One possible problem for consumers is denial. In fact, 70% say that credit card debt carries a greater stigma than other forms of debt, like a mortgage, and more than a third found carrying a balance to be embarrassing. Almost half of respondents said they would be less interested dating someone who happened to have credit debt.
“People view credit card debt as a personal failing,” says McQuay. “It sends the signal that they are not able to manage finances, and finances, for better or worse, are the easiest way to gauge your success in life.”
Perhaps that’s why consumers and credit issuers have a very different picture of how big the problem is. Borrowers thought the total amount owed, in aggregate, was $415 billion less than the amount lenders said was owed, NerdWallet noted.
Break the Cycle
If you’re someone who struggles with debt, how can you improve your standing?
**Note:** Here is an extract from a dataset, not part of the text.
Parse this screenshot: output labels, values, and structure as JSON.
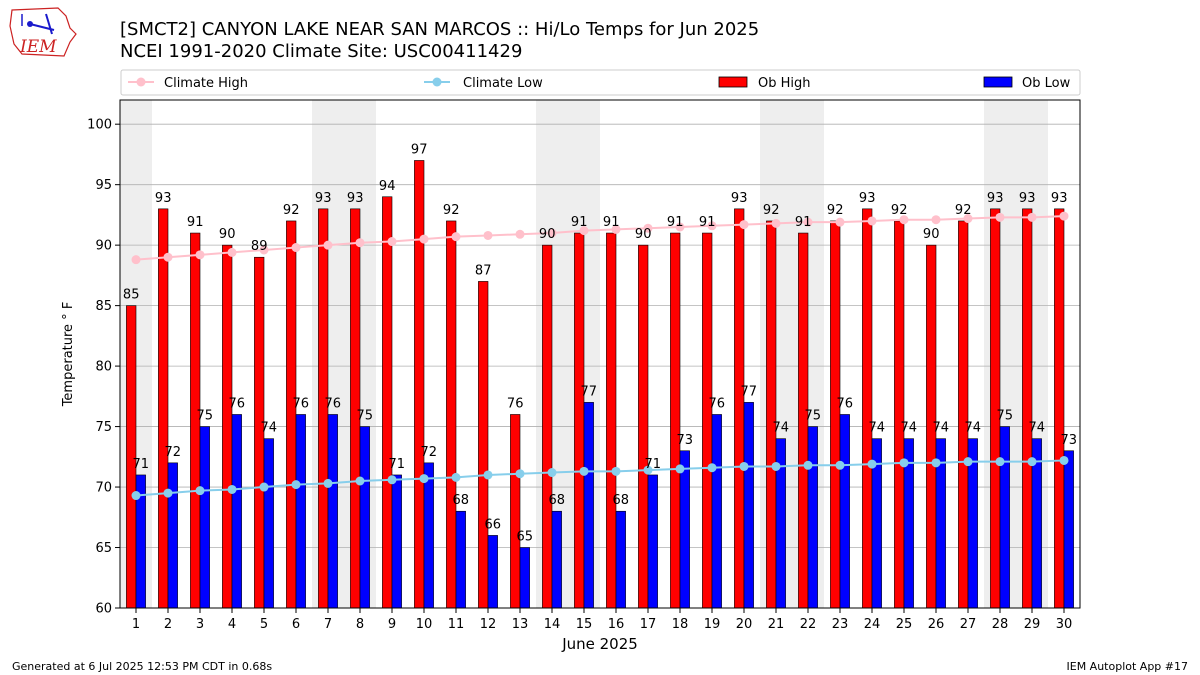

One way that’s relevant now is to spend less during the holidays. In 2014, average debt levels rose by almost $1,000 from March to December. Come up with, and stick to, a budget.
Also make sure you’re using the right tools.If you have a balance, check out Money’s best credit cards for borrowing and use a better card to get your debt under control. The Chase Slate, for instance, will let you transfer your debt without a fee and then pay it off interest-free for 15 months.
By starring debt in the face, you might find it easier to manage.